İzmir’de polis tarafından gözaltına alındıktan sonra kendisinden 2 gün haber alınamayan YDK üyesi Ceren Ağaç için Ankara’da basın toplantısı yapıldı.
Yeni Demokrat Kadın (YDK), İzmir’de 8 Mart çalışması yürütürken, 21 Şubat’ta polisler tarafından gözaltına alınan ardından ise kendisinden yaklaşık 2 gün boyunca haber alınamayan, bulunmasının ardından şiddete maruz kaldığı öğrenilen YDK üyesi Ceren Ağaç için basın açıklaması gerçekleştirdi. İnsan Hakları Derneği (İHD) Ankara Şubesi’nde yapılan açıklamaya İHD yöneticileri ile kadın örgütlerinden temsilciler katıldı. Açıklama metnini YDK üyesi Yelda Öztürk okudu.
Kadına yönelik şiddetin yaşandığı, ekonomik krizin en katmerli halini ise kadınların ve LGBTİ+’ların yaşadığı bir süreçten geçerken, buna karşı mücadele edildiğini dile getiren Öztürk, bu kapsamda İzmir’de kadınları 8 Mart’ta alanlara çağıran arkadaşlarının polisler tarafından darp edilerek gözaltına alındığını kaydetti. Gözaltı sürecinde kadınlara psikolojik ve fiziksel şiddet uygulandığının altını çizen Öztürk, muayene sırasında ise darp raporu verilmediğini belirtti.
Gözaltında psikolojik ve fiziksel şiddet
Öztürk, gözaltında yaşananlara dair şunları aktardı:
“Gözaltı süreci içerisinde psikolojik şiddet ve fiziksel işkenceye uğramışlardır. Hastanede muayene sonrası darp raporu almak istediklerinde rapor verilmemiştir. Herhangi bir yasal izin söz konusu olmadan telefonları incelenmiş, dışarı ile haberleşmeleri engellenmiştir. Uzun bir süre kendileri ile iletişim kurulamamıştır. İki kadın arkadaşımız karakoldaki işlemlerden sonra serbest bırakılırken, 17 yaşındaki arkadaşımız Ceren Ağaç çocuk şubeye götürülmüştür. 18 yaşından küçük olması nedeniyle ailesi geldiğinde serbest bırakılacağı söylenmiş fakat aile ve polis işbirliğiyle avukatlara ve bizlere arkadaşımızın durumu hakkında bilgi verilmemiştir. Tüm çabalarımıza rağmen arkadaşımızın durumu hakkında bilgi edinmemiz engellenmiştir. Sürekli ve bilinçli olarak yaratılan bilgi kirliliği yüzünden aktivistimiz Ceren Ağaç'ın akıbeti belirsiz kalmıştır!”

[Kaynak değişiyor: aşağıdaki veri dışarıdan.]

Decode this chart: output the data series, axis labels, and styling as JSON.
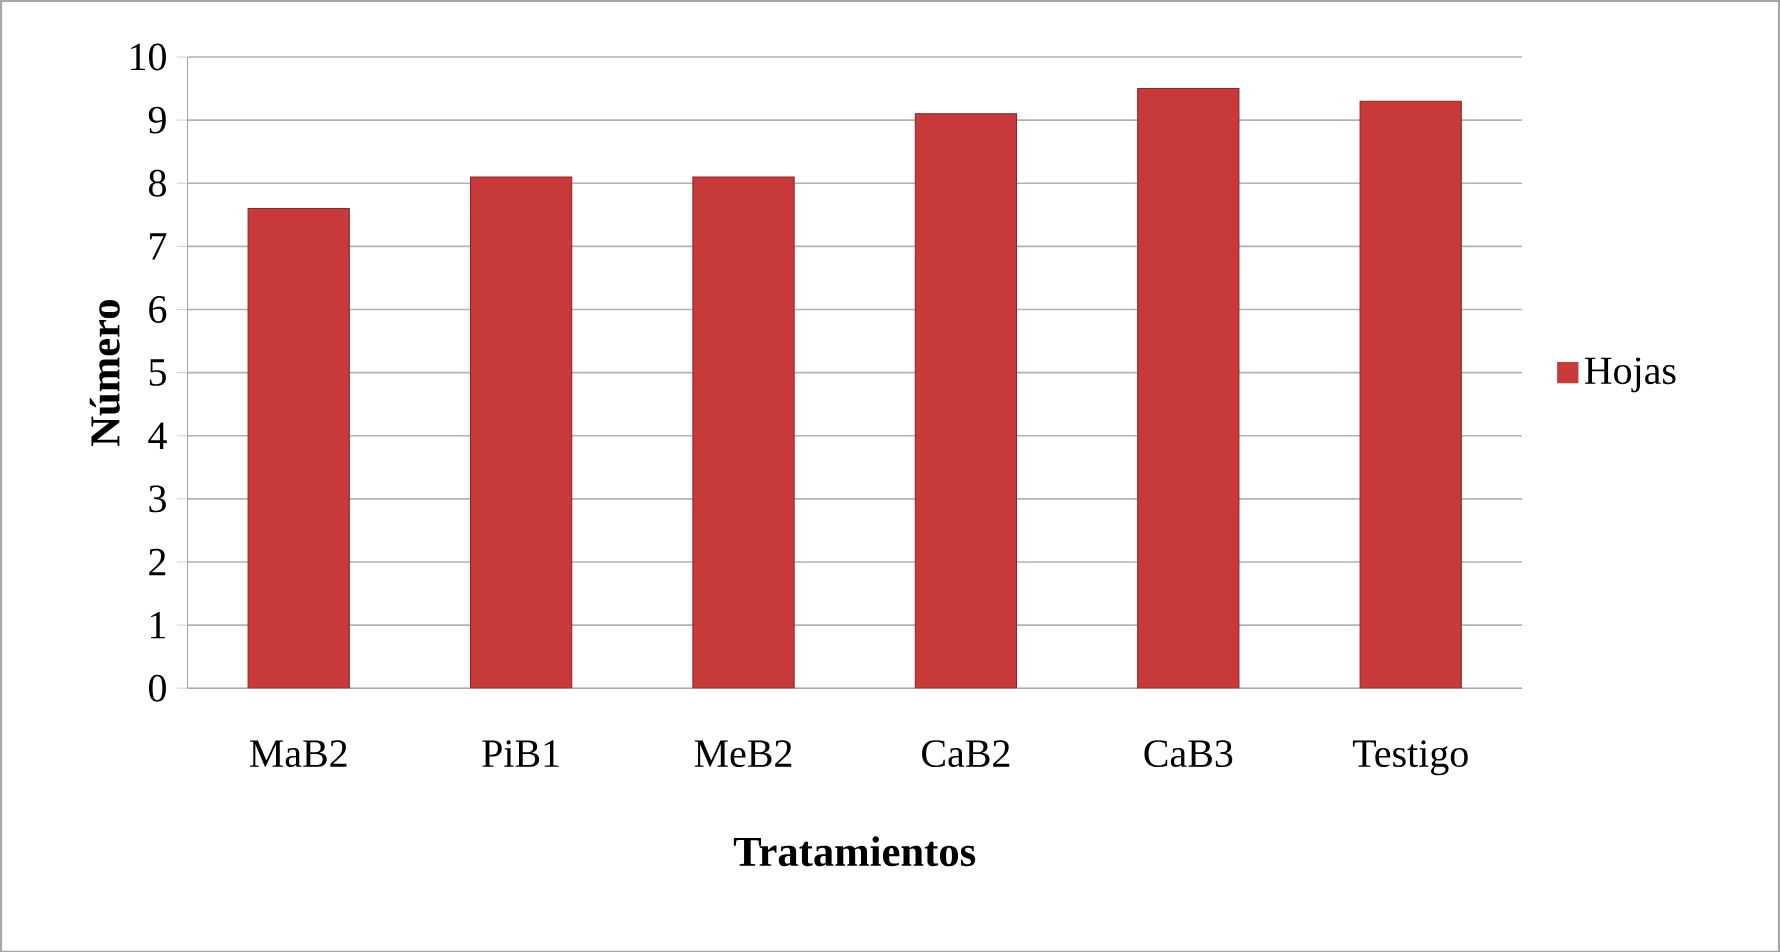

“Ceren’e çıplak arama işkencesi yapıldı”
Baskı ve bilgi kirliliği karşısında kadın dayanışması sonucunda Ceren'e ulaştıklarını kaydeden Öztürk şunları ifade etti:
“Ulaştığımızda ailenin yönlendirmesiyle arkadaşımızın esirgeme yurduna yerleştirildiğini, burada Ceren'e çıplak arama işkencesi ve zorla banyo yaptırmak gibi insanlık onuruna aykırı suçlar işlendiğini, aile ve polis işbirliği ile aktivistimize 3 gün boyunca fiziki ve psikolojik çok boyutlu şiddet uygulandığını öğrendik! Arkadaşımıza uygulanan bu şiddet ataerkil sistemin tüm kadınlara uyguladığı baskının bir parçasıdır. Yaşamak isteyen kadınların, LGBTİ+'ların mücadelesini engelleme çabalarının en somut örneğidir! Fakat bizler kadın ve LGBTİ+ mücadelesiyle tüm bu baskı ve yıldırma politikalarının karşısında ‘Yaşasın kadın mücadelemiz! Yaşasın örgütlü mücadelemiz’ demeye ve sokakları meydanları öfkemizle doldurmaya devam ediyoruz! Tüm baskı ve engelleme çabalarına karşı kadın mücadelesini yükselterek arkadaşımız Ceren'i bulduğumuz gibi kaybettikleri, katlettikleri tüm kadın ve LGBTİ+’ların hesabını sormaya devam edeceğiz.”